HOME About Blog Contact Hotel Links Donations Registration
NEWS & COMMENTARY 2008 SPEAKERS 2007 2006 2005

Sunday, December 10, 2006

Clashes Break Out After Pinochet's Death

SANTIAGO, Chile -- Gen. Augusto Pinochet, who terrorized his opponents for 17 years after taking power in a bloody coup, died Sunday, putting an end to a decade of intensifying efforts to bring him to trial for human rights abuses blamed on his regime. He was 91.

Violent clashes broke out between police and Pinochet opponents who threw rocks at cars and set up fire barricades on the city's main avenue. Police used tear gas and water cannons to disperse the crowd. Authorities said there were a number of arrests, but no immediate reports of injuries.

Hundreds of Pinochet supporters gathered outside the hospital, weeping and trading insults with people in passing cars. Some shouted "Long Live Pinochet!" and sang Chile's national anthem.

Many Chileans saw Pinochet's death as reason for celebration. Hundreds of cheering, flag-waving people crowded a major plaza in the capital, drinking champagne and tossing confetti.

Supporters saw Pinochet as a Cold War hero for overthrowing democratically elected President Salvador Allende at a time when the U.S. was working to destabilize his Marxist government and keep Chile from exporting communism in Latin America.

But the world soon reacted in horror as Santiago's main soccer stadium filled with political prisoners to be tortured, shot, disappeared or forced into exile.

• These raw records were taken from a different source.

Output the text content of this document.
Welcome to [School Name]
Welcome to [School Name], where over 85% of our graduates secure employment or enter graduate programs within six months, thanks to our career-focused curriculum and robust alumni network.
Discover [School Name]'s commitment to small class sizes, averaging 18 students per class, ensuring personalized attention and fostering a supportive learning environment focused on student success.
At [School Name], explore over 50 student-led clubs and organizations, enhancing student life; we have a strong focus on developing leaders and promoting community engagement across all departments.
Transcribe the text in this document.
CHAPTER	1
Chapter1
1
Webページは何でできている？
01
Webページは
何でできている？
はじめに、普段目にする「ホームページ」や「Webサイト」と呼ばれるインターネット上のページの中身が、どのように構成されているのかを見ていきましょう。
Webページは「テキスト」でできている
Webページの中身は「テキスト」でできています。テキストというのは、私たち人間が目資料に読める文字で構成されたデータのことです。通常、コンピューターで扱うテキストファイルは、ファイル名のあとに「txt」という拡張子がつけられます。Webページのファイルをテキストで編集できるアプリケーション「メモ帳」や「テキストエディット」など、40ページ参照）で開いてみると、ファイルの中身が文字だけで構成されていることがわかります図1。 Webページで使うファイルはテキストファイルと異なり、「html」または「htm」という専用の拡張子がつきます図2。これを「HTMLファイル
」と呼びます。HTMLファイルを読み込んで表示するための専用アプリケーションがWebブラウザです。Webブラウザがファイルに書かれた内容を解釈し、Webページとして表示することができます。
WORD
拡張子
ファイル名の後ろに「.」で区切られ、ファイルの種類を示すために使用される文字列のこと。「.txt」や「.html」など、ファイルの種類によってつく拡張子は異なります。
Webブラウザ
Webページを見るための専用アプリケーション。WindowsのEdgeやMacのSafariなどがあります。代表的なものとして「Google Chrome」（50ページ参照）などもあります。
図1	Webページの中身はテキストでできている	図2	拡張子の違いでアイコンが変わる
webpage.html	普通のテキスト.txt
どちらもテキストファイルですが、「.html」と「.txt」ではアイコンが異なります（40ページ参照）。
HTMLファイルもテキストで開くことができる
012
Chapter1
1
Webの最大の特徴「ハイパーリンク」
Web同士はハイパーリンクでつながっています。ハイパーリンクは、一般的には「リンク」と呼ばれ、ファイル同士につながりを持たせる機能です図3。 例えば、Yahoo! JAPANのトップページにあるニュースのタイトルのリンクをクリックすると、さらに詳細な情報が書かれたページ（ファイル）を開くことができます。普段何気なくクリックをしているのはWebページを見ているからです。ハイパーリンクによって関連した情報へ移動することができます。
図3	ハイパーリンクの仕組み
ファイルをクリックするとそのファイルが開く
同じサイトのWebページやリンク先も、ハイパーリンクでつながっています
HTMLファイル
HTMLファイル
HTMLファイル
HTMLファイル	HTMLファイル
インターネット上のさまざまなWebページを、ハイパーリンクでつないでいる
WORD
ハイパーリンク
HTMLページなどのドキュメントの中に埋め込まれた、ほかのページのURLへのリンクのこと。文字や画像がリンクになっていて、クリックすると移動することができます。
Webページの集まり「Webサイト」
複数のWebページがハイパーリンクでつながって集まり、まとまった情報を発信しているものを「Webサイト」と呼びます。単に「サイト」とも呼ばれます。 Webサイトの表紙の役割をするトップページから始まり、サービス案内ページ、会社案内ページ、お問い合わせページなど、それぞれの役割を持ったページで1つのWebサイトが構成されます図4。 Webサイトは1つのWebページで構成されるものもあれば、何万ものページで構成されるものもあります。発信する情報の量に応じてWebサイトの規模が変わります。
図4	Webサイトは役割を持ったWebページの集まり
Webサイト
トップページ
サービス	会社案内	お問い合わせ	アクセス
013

Pinochet's dictatorship laid the groundwork for South America's most stable economy, but his crackdown on dissent left a lasting legacy: His name has become a byword for the state terror, in many cases secretly supported by the United States, that retarded democratic change across the hemisphere.

Pinochet died with his family at his side at the Santiago Military Hospital on Sunday, a week after suffering a heart attack.

"This criminal has departed without ever being sentenced for all the acts he was responsible for during his dictatorship," lamented Hugo Gutierrez, a human rights lawyer involved in several lawsuits against Pinochet.

"Augusto Pinochet's dictatorship in Chile represented one of most difficult periods in that nation's history," said Tony Fratto, a White House spokesman. "Our thoughts today are with the victims of his reign and their families."

Chile's government says at least 3,197 people were killed for political reasons during Pinochet's rule, but courts allowed the aging general to escape hundreds of criminal complaints as his health declined.

The mustachioed Pinochet left no doubt about who was in charge after the Sept. 11, 1973 coup, when warplanes bombed the presidential palace and Allende committed suicide with a submachine gun Fidel Castro had given him.

"Not a leaf moves in this country if I'm not moving it," Pinochet said.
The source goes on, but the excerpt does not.